As you’ll know from the many hours you’ve spent revising and going over GCSE past papers, a few years ago the grading system underwent a big reform, with marks moving from the old A*-G system to the new 9-1 system. However, not every exam board decided to make the change at the same time, and some exam boards have stuck with A*-G for the time being.

CIE now give schools the option to adopt the 9-1 grading format in lots of subjects, although schools are welcome to retain the old lettered system if they’d prefer. The change shouldn’t be any cause for confusion or concern though, and our guide will help you make sense of your grades, whatever format they come in.

How does A*-G translate into the 9-1 format?

You might think that A*-G grades translate directly into 9-1 grades, with an A* equivalent to a 9, an A equivalent to an 8, and so on. It’s not quite so simple though. The table below shows how the two sets compare to one another.

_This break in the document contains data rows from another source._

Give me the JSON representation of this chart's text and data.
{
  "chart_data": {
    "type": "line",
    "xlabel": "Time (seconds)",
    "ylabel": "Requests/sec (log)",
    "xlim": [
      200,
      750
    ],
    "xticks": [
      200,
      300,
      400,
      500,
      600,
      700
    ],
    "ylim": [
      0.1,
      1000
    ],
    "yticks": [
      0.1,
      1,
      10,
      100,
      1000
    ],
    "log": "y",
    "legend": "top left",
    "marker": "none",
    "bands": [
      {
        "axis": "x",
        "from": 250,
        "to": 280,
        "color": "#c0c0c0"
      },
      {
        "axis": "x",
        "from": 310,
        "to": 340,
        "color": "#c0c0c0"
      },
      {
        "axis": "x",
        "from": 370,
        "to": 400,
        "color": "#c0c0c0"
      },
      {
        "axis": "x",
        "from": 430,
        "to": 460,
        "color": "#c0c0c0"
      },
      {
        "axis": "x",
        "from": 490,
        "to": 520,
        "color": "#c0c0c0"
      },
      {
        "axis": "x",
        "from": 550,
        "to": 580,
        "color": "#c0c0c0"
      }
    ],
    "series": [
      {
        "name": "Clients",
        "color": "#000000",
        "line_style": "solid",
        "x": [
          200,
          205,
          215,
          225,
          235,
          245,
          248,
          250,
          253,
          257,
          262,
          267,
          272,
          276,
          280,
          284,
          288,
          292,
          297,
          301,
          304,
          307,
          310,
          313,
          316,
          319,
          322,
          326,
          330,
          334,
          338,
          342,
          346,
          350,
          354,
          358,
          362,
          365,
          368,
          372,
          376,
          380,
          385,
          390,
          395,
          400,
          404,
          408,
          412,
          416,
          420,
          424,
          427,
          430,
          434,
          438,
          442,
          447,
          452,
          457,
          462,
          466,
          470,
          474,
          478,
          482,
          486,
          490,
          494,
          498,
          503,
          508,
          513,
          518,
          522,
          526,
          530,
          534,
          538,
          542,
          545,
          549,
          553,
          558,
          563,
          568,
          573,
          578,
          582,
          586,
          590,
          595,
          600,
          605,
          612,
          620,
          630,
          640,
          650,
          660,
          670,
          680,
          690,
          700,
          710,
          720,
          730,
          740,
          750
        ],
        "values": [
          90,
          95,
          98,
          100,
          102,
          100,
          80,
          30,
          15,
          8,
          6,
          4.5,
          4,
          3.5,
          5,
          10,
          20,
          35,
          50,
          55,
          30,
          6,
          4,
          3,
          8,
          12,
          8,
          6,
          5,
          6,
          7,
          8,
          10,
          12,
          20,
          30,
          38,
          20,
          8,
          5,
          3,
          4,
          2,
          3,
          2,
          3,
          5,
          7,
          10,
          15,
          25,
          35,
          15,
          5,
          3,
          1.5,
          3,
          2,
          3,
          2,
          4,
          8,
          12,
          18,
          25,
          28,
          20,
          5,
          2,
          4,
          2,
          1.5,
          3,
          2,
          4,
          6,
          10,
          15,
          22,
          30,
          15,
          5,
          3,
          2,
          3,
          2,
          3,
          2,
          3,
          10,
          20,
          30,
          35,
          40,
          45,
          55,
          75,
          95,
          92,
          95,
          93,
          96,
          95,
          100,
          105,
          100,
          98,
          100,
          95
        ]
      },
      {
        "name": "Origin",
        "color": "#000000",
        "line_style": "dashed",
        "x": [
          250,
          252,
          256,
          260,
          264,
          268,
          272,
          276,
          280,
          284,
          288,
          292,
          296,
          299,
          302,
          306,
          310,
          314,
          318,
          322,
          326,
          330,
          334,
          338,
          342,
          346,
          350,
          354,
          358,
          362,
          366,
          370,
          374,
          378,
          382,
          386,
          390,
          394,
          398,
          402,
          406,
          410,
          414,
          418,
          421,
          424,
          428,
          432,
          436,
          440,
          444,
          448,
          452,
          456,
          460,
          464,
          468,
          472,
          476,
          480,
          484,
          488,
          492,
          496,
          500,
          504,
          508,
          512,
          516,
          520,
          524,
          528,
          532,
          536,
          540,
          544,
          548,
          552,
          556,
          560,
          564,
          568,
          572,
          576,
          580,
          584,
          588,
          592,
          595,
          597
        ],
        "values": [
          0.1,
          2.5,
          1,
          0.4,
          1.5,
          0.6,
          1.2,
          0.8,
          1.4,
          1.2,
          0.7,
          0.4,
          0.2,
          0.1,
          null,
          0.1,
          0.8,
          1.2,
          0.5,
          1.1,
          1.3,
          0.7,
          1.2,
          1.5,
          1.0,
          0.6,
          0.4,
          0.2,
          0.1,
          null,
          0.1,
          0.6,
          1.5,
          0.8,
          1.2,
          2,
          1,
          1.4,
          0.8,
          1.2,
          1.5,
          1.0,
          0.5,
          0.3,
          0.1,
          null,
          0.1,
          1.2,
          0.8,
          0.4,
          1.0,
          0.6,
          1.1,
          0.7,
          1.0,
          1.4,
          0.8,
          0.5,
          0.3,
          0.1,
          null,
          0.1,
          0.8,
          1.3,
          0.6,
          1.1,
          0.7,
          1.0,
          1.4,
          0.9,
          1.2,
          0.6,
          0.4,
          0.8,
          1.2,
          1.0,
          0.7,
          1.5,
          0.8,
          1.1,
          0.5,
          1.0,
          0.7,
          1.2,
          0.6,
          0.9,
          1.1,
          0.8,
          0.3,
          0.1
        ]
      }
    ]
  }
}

The ‘anchor points’ are where the traditional A, C and G grades correspond to the new system.  They act as benchmarks.  A* and 9 grades remain at the very top, but as you can see, numbers and letters don’t correspond quite so clearly after that. The new system gives examiners greater scope for differentiation among the highest achievers.

Who’s still using the A*-G system?

Every school that teaches CIE IGCSE courses can choose between moving to 9-1 or staying with A*-G for all their subjects. While CIE state that the majority of their schools have wanted to keep A*-G, in the UK, many are said to have made the switch to 9-1 in order to keep themselves in line with other boards and schools.

CIE report that demand for the 9-1 system in international schools has grown. There are no official published stats on the matter, but as other UK exam boards roll out the 9-1 grading system across all subjects, it seems likely that this will soon be the benchmark standard of measurement for UK qualifications.

Will my type of grade affect university applications? 

Thankfully the answer is simple: not at all. Many of the top universities have said explicitly stated that students graded with the A*-G system will be in no way disadvantaged, and that prospective students’ grades will be considered on the same footing, whether they’re A*-G or 9-1.

Where some UK universities required a minimum of a C grade in GCSE Maths and English Language, under the 9-1 setup, some will require a 5 grade, while others will require a 4.

So whether you’re reaching for a Level 9 or an A*, all you need to focus on is doing the best you can!